André Malraux
Intervention à l'Assemblée Nationale, 9 novembre 1963
Présentation du budget des Affaires culturelles
Extrait :
Vous savez que j’ai obtenu quelque succès au Conseil des Ministres lorsque j’ai dit que j’étais le seul à ne pas savoir ce qu’était la culture. En définitive, c’est vrai.
Il faudrait tout de même savoir un peu de quoi nous parlons.
On a dit bien souvent que l’on n’avait jamais tant parlé d’affaires culturelles. C’est bien vrai. On en parle dans le monde entier : c’est bien vrai. Qu’est-ce que cela veut dire ? Cela signifie d’abord qu’un certain fait est apparu : celui de la survie des œuvres d’art.

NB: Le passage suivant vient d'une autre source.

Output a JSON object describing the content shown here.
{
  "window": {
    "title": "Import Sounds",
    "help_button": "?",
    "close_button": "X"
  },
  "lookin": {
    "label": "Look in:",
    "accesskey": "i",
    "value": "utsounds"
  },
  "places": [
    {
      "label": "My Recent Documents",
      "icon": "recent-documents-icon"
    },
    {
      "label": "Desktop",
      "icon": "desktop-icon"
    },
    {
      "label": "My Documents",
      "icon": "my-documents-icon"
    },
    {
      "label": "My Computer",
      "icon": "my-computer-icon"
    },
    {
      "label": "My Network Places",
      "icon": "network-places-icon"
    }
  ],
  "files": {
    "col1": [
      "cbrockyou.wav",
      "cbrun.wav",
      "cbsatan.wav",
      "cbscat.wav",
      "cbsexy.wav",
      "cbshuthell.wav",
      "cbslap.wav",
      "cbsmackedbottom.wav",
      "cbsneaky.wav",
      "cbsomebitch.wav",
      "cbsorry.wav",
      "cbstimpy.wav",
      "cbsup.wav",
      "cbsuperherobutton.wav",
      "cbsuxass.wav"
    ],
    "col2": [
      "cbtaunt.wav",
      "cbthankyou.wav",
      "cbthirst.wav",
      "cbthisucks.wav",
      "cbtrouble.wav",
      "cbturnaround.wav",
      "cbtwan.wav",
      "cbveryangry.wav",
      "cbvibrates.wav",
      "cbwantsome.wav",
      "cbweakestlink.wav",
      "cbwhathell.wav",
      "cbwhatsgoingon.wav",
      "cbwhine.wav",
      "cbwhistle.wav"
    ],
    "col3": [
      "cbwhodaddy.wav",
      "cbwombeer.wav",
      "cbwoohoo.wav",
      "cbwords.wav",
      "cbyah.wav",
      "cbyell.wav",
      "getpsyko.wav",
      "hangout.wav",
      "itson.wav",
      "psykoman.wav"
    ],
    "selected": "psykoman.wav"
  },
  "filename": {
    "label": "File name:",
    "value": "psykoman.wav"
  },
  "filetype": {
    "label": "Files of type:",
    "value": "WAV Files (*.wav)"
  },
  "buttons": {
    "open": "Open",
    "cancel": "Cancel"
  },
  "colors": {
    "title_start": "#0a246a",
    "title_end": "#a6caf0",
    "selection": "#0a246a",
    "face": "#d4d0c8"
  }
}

Alors que les civilisations antérieures avaient rejeté tout le passé au néant, la Renaissance a conservé les vierges noires parce qu’elles étaient vénérables, non parce qu’elles étaient admirables. L’idée d’immortalité est née au XVIe siècle.
Nous avons découvert, dans une civilisation qui n’est pas une civilisation religieuse, qu’alors qu’il ne nous reste rien d’Alexandre ou de César, si ce n’est un nom, il nous reste dans une statue d’Alexandre ou de César quelque chose qui nous parle, et qu’alors que nous ne savons rien de ce qu’ont été les hommes des cavernes, quelques bisons peints par ces hommes nous parlent comme au premier jour.
J’avais dit ici, il y a quelques années : « La matière de la culture, c’est ce qui, dans la mort, appartient tout de même à la vie ». Et, pour comprendre de quoi il s’agit, nous avons un exemple très banal auquel on ne pense jamais, bien que le vocabulaire soit le même : c’est le phénomène religieux.
Il est clair que, pour un chrétien, le Christ n’est pas un homme d’une certaine époque, il est vivant ; pour un bouddhiste, Bouddha n’est pas un sage d’une certaine époque, il est présent. Pour toutes les grandes religions, le prophète est présent.
Or l’œuvre d’art, elle aussi, est présente à sa manière, et son caractère fondamental, c’est cette mystérieuse survie.